Küçük, “Kullanılan kimyasallar, ‘kontakt egzama’ gibi hastalıklara yol açarak vücudun diğer bölgelerinde de problemlere neden olabiliyor.” dedi. Özellikle 18 yaş altındaki gençlerin bu tür uygulamalara yönelmesinin endişe verici olduğunu araştırmalarla ortaya koydu.
Jel tırnak uygulamalarının, tırnakların travmaya ve ultraviyole ışınlarına maruz kalmasını artırdığını belirten Küçük, “Bu işlemlerin sık yapılması, deri kanseri riskini arttırmaktadır.” diye ekledi.

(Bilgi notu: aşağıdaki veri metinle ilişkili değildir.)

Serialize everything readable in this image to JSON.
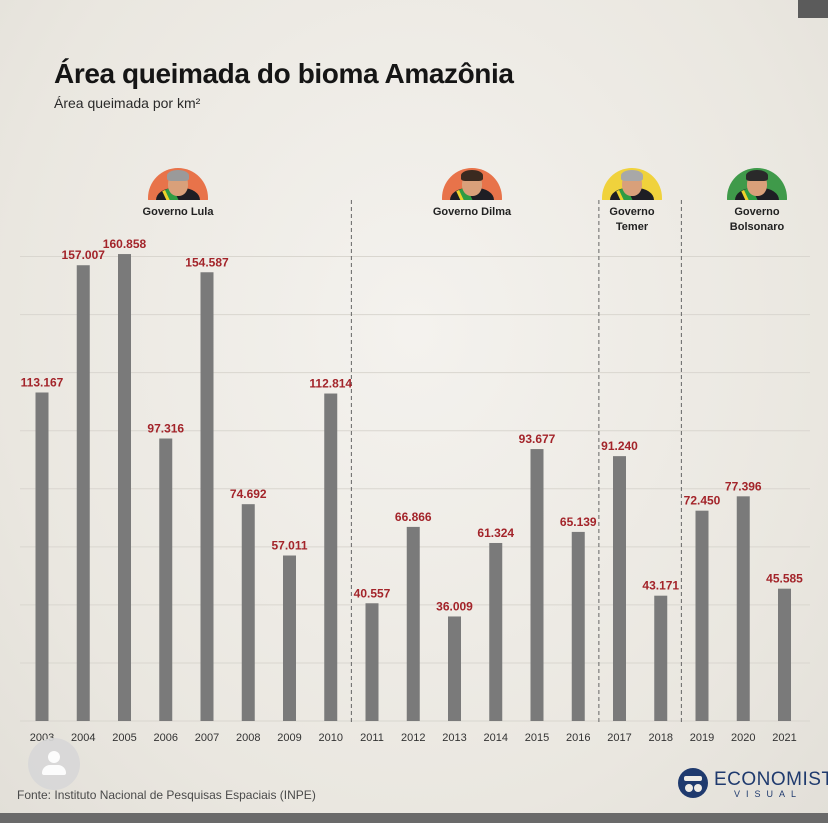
{
  "header": {
    "title": "Área queimada do bioma Amazônia",
    "subtitle": "Área queimada por km²"
  },
  "governments": [
    {
      "label": "Governo Lula",
      "halo_color": "#e8734a",
      "hair_color": "#9a9a9a"
    },
    {
      "label": "Governo Dilma",
      "halo_color": "#e8734a",
      "hair_color": "#3a2a20"
    },
    {
      "label": "Governo\nTemer",
      "halo_color": "#f0d23c",
      "hair_color": "#a8a8a8"
    },
    {
      "label": "Governo Bolsonaro",
      "halo_color": "#3f9a4a",
      "hair_color": "#2a2a2a"
    }
  ],
  "chart_data": {
    "type": "bar",
    "categories": [
      "2003",
      "2004",
      "2005",
      "2006",
      "2007",
      "2008",
      "2009",
      "2010",
      "2011",
      "2012",
      "2013",
      "2014",
      "2015",
      "2016",
      "2017",
      "2018",
      "2019",
      "2020",
      "2021"
    ],
    "values": [
      113167,
      157007,
      160858,
      97316,
      154587,
      74692,
      57011,
      112814,
      40557,
      66866,
      36009,
      61324,
      93677,
      65139,
      91240,
      43171,
      72450,
      77396,
      45585
    ],
    "value_labels": [
      "113.167",
      "157.007",
      "160.858",
      "97.316",
      "154.587",
      "74.692",
      "57.011",
      "112.814",
      "40.557",
      "66.866",
      "36.009",
      "61.324",
      "93.677",
      "65.139",
      "91.240",
      "43.171",
      "72.450",
      "77.396",
      "45.585"
    ],
    "ylim": [
      0,
      175000
    ],
    "grid": true,
    "colors": {
      "bar": "#7a7a7a",
      "value_label": "#a3242a",
      "divider": "#666666"
    },
    "government_periods": [
      {
        "government": "Governo Lula",
        "years": [
          "2003",
          "2010"
        ]
      },
      {
        "government": "Governo Dilma",
        "years": [
          "2011",
          "2016"
        ]
      },
      {
        "government": "Governo\nTemer",
        "years": [
          "2016",
          "2018"
        ]
      },
      {
        "government": "Governo Bolsonaro",
        "years": [
          "2019",
          "2021"
        ]
      }
    ]
  },
  "footer": {
    "source": "Fonte: Instituto Nacional de Pesquisas Espaciais (INPE)",
    "brand_name": "ECONOMISTA",
    "brand_sub": "VISUAL"
  },
  "icons": [
    "user-avatar-icon",
    "economista-visual-logo-icon"
  ]
}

Güneş Yanığı ve Deri Kanseri Riski
Derneğin Yönetim Kurulu Üyesi, Dermatoloji Uzmanı Prof. Dr. Başak Yalçın, deri kanserinin en önemli tetikleyicilerinden birinin güneş ışınları olduğuna dikkat çekti. Güneş koruyucu ürünler ve uygun giysilerin kullanımının büyük önem taşıdığını belirterek, “Ultraviyole indeksini takip etmek, dışarı çıkmadan önce dikkat edilmesi gereken bir durumdur.” uyarısında bulundu.

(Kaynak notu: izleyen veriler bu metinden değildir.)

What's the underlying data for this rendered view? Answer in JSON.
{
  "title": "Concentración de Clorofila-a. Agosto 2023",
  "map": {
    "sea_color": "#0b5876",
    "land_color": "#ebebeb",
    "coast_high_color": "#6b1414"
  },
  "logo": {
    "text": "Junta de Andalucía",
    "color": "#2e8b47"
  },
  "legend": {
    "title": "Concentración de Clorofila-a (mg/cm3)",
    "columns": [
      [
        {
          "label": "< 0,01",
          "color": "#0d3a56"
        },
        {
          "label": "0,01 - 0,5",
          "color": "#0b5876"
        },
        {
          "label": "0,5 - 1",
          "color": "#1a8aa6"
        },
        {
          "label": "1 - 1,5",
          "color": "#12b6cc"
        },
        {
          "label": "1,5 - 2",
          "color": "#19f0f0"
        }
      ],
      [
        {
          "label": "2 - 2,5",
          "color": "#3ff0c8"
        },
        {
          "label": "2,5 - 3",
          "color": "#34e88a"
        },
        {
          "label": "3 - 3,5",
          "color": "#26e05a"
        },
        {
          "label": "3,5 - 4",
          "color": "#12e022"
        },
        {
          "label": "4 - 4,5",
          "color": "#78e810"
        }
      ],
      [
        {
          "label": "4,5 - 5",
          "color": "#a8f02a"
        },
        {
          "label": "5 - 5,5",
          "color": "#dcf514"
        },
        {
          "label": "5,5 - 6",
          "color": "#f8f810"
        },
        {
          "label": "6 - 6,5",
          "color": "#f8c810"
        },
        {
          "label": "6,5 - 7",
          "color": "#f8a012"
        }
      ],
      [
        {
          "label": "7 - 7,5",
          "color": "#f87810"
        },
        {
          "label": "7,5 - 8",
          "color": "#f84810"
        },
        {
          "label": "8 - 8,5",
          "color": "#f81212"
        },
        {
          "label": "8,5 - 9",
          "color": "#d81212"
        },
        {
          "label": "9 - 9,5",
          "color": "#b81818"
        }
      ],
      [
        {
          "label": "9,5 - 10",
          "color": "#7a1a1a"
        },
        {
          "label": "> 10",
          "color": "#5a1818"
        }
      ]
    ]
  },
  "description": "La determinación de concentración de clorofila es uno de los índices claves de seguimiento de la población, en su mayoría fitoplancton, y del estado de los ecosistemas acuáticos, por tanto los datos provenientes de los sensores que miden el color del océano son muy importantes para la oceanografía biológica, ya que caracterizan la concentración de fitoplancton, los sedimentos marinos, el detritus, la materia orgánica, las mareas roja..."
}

Özellikle çocukların güneşten korunmasının kritik olduğunu vurgulayan Yalçın, “İnsanların güneş maruziyetinin yüzde 80’inin çocukluk döneminde gerçekleştiği göz önüne alındığında, bu dönemde korunma şarttır. Çocuk yaşta bir kez bile güneş yanığına maruz kalınması, ileride cilt kanseri riskini yüzde 50 artırabilir.” şeklinde konuştu.
Solaryumların Zararları
Solaryumların zararlı etkilerine yönelik soruları yanıtlayan Yalçın, bunun deri kanseri açısından ciddi bir risk oluşturduğunu belirtti. Solaryumlarda D vitamini alımının mümkün olmadığına dikkat çeken Yalçın, “Solaryum, Avrupa’nın birçok ülkesinde 16 yaşından önce yasaklanmıştır. Bu tür uygulamalar, deri kanseri riskini artırmakla kalmaz, aynı zamanda deri yaşlanmasını da hızlandırır.” dedi.
Sonuç olarak, dermatoloji uzmanları, vatandaşları bu sağlık riskleri konusunda bilinçlendirmek ve koruyucu önlemler almak için sürekli olarak uyarılarda bulunmaktadır.